Asistieron a esa reunión medio centenar de nobles que a la sazón formaban la Orden del Toisón de Oro, entre ellos los reyes de Francia, Inglaterra, el Emperador Maximiliano, el gran duque de Borgoña, etc. También muchos nobles europeos, y varios españoles, a los que Carlos les había hecho poco antes el honor de nombrarles miembros de la prestigiosa orden europea. Fue nada menos que Juan de Borgoña el encargado de pintar los sitiales, bajo la supervisión de Thomas Isaac, rey de armas “Toison d’Or”, y el resultado final fue excelente, pues según los historiadores, esta sillería de la Catedral de Barcelona supera con creces a las sillerías de coro de la iglesia de Nuestra Señora de Brujas (1468) y de la Catedral de San Salvador de la misma ciudad (1478), en las que para el mismo efecto se pintaron sus respaldos con los escudos de los caballeros de la Orden.
Además d elos 50 caballeros, aparecen las sillas destinadas al Rey Carlos, otra para su abuelo el emperador Maximiliano, otros 6 decorados con frases laudatorias, cuatro más con divisas borgoñonas y dos con las fechas de celebración del capítulo. Por orden expresa del Soberano, todos los textos se escribieron en borgoñón, que hoy los puede leer perfectamente quien sepa francés. Quien sepa de heráldica se encontrará con que algunos escudos no tienen los colores exactos que el blasonado de los respectivos apellidos requiera. El problema se debe a un repinte general que se hizo en 1748 por pintores y asesores poco avisados.
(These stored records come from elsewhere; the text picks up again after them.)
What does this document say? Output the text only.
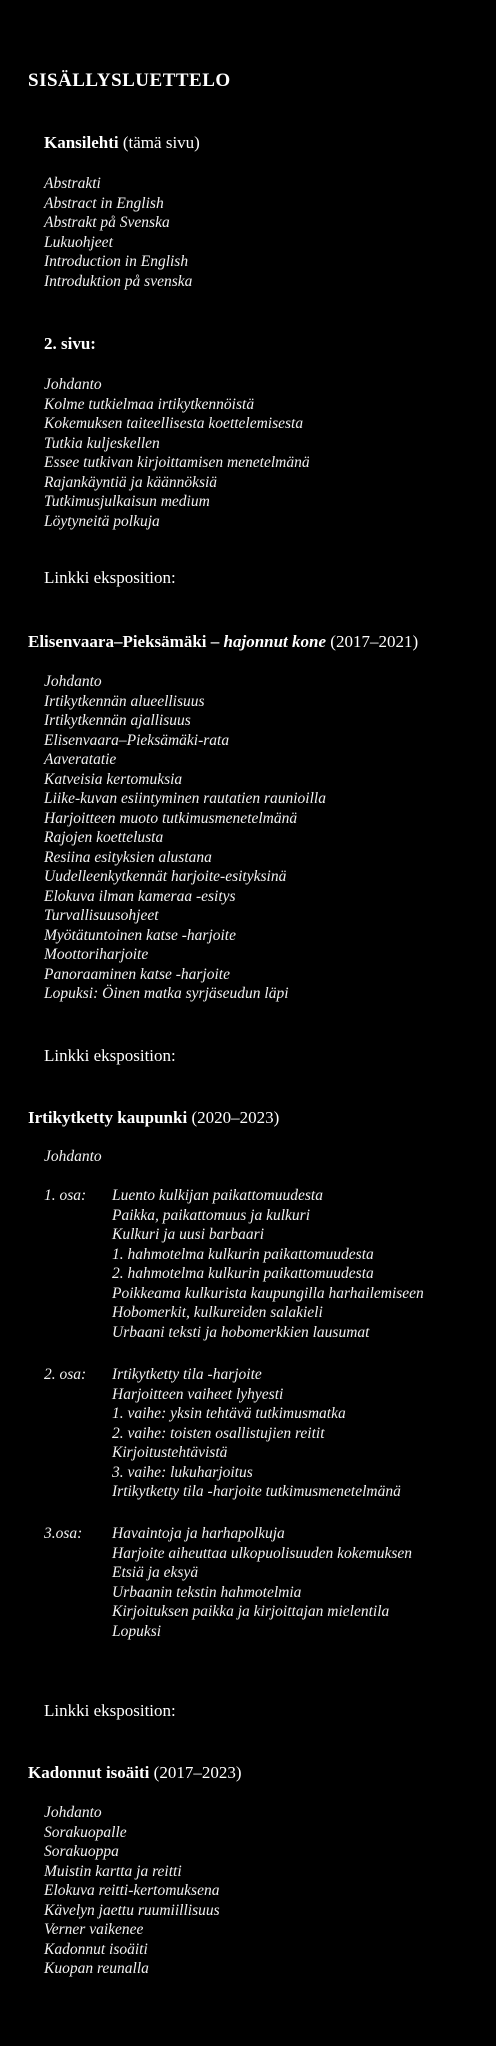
SISÄLLYSLUETTELO
Kansilehti (tämä sivu)
Abstrakti
Abstract in English
Abstrakt på Svenska
Lukuohjeet
Introduction in English
Introduktion på svenska
2. sivu:
Johdanto
Kolme tutkielmaa irtikytkennöistä
Kokemuksen taiteellisesta koettelemisesta
Tutkia kuljeskellen
Essee tutkivan kirjoittamisen menetelmänä
Rajankäyntiä ja käännöksiä
Tutkimusjulkaisun medium
Löytyneitä polkuja
Linkki eksposition:
Elisenvaara–Pieksämäki – hajonnut kone (2017–2021)
Johdanto
Irtikytkennän alueellisuus
Irtikytkennän ajallisuus
Elisenvaara–Pieksämäki-rata
Aaveratatie
Katveisia kertomuksia
Liike-kuvan esiintyminen rautatien raunioilla
Harjoitteen muoto tutkimusmenetelmänä
Rajojen koettelusta
Resiina esityksien alustana
Uudelleenkytkennät harjoite-esityksinä
Elokuva ilman kameraa -esitys
Turvallisuusohjeet
Myötätuntoinen katse -harjoite
Moottoriharjoite
Panoraaminen katse -harjoite
Lopuksi: Öinen matka syrjäseudun läpi
Linkki eksposition:
Irtikytketty kaupunki (2020–2023)
Johdanto
1. osa: Luento kulkijan paikattomuudesta
Paikka, paikattomuus ja kulkuri
Kulkuri ja uusi barbaari
1. hahmotelma kulkurin paikattomuudesta
2. hahmotelma kulkurin paikattomuudesta
Poikkeama kulkurista kaupungilla harhailemiseen
Hobomerkit, kulkureiden salakieli
Urbaani teksti ja hobomerkkien lausumat
2. osa: Irtikytketty tila -harjoite
Harjoitteen vaiheet lyhyesti
1. vaihe: yksin tehtävä tutkimusmatka
2. vaihe: toisten osallistujien reitit
Kirjoitustehtävistä
3. vaihe: lukuharjoitus
Irtikytketty tila -harjoite tutkimusmenetelmänä
3.osa: Havaintoja ja harhapolkuja
Harjoite aiheuttaa ulkopuolisuuden kokemuksen
Etsiä ja eksyä
Urbaanin tekstin hahmotelmia
Kirjoituksen paikka ja kirjoittajan mielentila
Lopuksi
Linkki eksposition:
Kadonnut isoäiti (2017–2023)
Johdanto
Sorakuopalle
Sorakuoppa
Muistin kartta ja reitti
Elokuva reitti-kertomuksena
Kävelyn jaettu ruumiillisuus
Verner vaikenee
Kadonnut isoäiti
Kuopan reunalla
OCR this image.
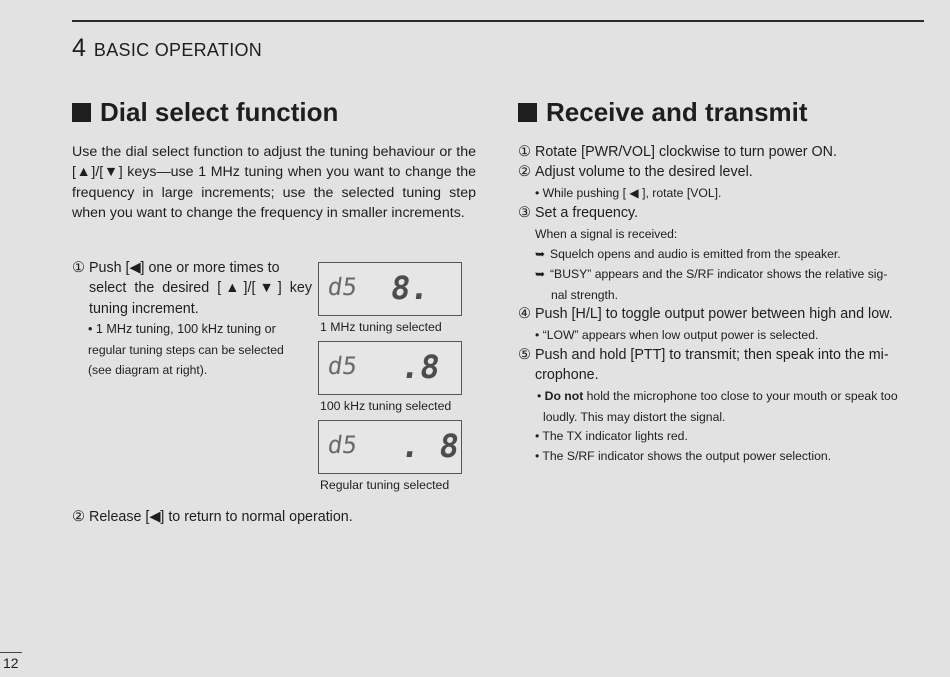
4 BASIC OPERATION
Dial select function
Use the dial select function to adjust the tuning behaviour or the [▲]/[▼] keys—use 1 MHz tuning when you want to change the frequency in large increments; use the selected tuning step when you want to change the frequency in smaller increments.
① Push [◀] one or more times to
select the desired [▲]/[▼] key tuning increment.
• 1 MHz tuning, 100 kHz tuning or
regular tuning steps can be selected (see diagram at right).
d5 8.
1 MHz tuning selected
d5 .8
100 kHz tuning selected
d5 . 8
Regular tuning selected
② Release [◀] to return to normal operation.
Receive and transmit
① Rotate [PWR/VOL] clockwise to turn power ON.
② Adjust volume to the desired level.
• While pushing [ ◀ ], rotate [VOL].
③ Set a frequency.
When a signal is received:
➥ Squelch opens and audio is emitted from the speaker.
➥ “BUSY” appears and the S/RF indicator shows the relative sig-
nal strength.
④ Push [H/L] to toggle output power between high and low.
• “LOW” appears when low output power is selected.
⑤ Push and hold [PTT] to transmit; then speak into the mi-
crophone.
• Do not hold the microphone too close to your mouth or speak too loudly. This may distort the signal.
• The TX indicator lights red.
• The S/RF indicator shows the output power selection.
12
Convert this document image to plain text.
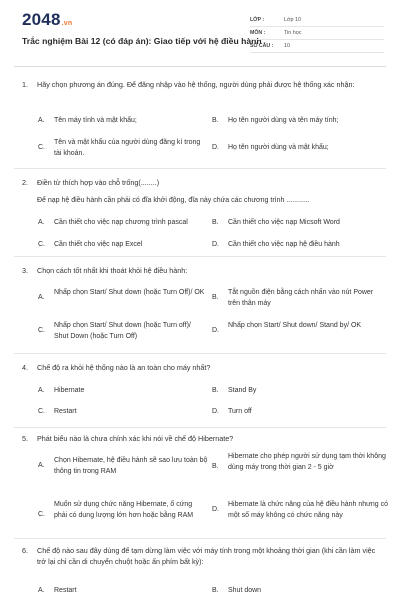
2048.vn
Trắc nghiệm Bài 12 (có đáp án): Giao tiếp với hệ điều hành
LỚP :	Lớp 10
MÔN :	Tin học
SỐ CÂU :	10
1.	Hãy chọn phương án đúng. Để đăng nhập vào hệ thống, người dùng phải được hệ thống xác nhận:
A. Tên máy tính và mật khẩu;	B. Họ tên người dùng và tên máy tính;
C.
Tên và mật khẩu của người dùng đăng kí trong tài khoản.
D. Họ tên người dùng và mật khẩu;
2.	Điền từ thích hợp vào chỗ trống(........)
Để nạp hệ điều hành cần phải có đĩa khởi động, đĩa này chứa các chương trình ............
A. Cần thiết cho việc nạp chương trình pascal	B. Cần thiết cho việc nạp Micsoft Word
C. Cần thiết cho việc nạp Excel	D. Cần thiết cho việc nạp hệ điều hành
3.	Chọn cách tốt nhất khi thoát khỏi hệ điều hành:
A.
Nhấp chọn Start/ Shut down (hoặc Turn Off)/ OK
B.
Tắt nguồn điện bằng cách nhấn vào nút Power trên thân máy
C.
Nhấp chọn Start/ Shut down (hoặc Turn off)/ Shut Down (hoặc Turn Off)
D.
Nhấp chọn Start/ Shut down/ Stand by/ OK
4.	Chế độ ra khỏi hệ thống nào là an toàn cho máy nhất?
A. Hibernate	B. Stand By
C. Restart	D. Turn off
5.	Phát biểu nào là chưa chính xác khi nói về chế độ Hibernate?
A.
Chọn Hibernate, hệ điều hành sẽ sao lưu toàn bộ thông tin trong RAM
B.
Hibernate cho phép người sử dụng tạm thời không dùng máy trong thời gian 2 - 5 giờ
C.
Muốn sử dụng chức năng Hibernate, ổ cứng phải có dung lượng lớn hơn hoặc bằng RAM
D.
Hibernate là chức năng của hệ điều hành nhưng có một số máy không có chức năng này
6.	Chế độ nào sau đây dùng để tạm dừng làm việc với máy tính trong một khoảng thời gian (khi cần làm việc trở lại chỉ cần di chuyển chuột hoặc ấn phím bất kỳ):
A. Restart	B. Shut down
En aquella reunión de 1519 fueron nombrados caballeros del Toisón de Oro los españoles duques de Alba, Escalona, Infantado, Frías, Béjar, Nájera y Cardona, más el Almirante de Castilla y el marqués de Astorga. Eso da una idea de la prelacía que dichos caballeros y títulos tenían en ese momento en una Corte que dos años después explotaría en una cruel Guerra Civil (la de las Comunidades) con participación activa de todos ellos en uno u otro bando.
La presencia de Guadalajara se realza en este lugar gracias al escudo del duque del Infantado, que vemos junto a estas líneas, y que ofrece bajo casco con cimera, el emblema puro de Mendoza y La Vega, acompañado con historiadas letras de la frase “Diego Hurtado de Mendoza, duc de l’Infantado”. El artista, ya lo he dicho, Juan de Borgoña.
A buen seguro que escarbando un poco más, podrían encontrarse más huellas de Guadalajara en Barcelona. Estas las he encontrado en cuatro días de visita, y sin apenas esperármelas. Con un poco de tiempo y paciencia seguro que aparecerán muchas más. Nuestra tierra tiene presencia en tantas y tan lejanas partes gracias a sus gentes, que se han movido siempre con tesón, y han ido dejando memoria de su paso en esas privilegiadas atalayas que son los escudos, las estatuas, los nombres de los muros y los relatos de los escritores.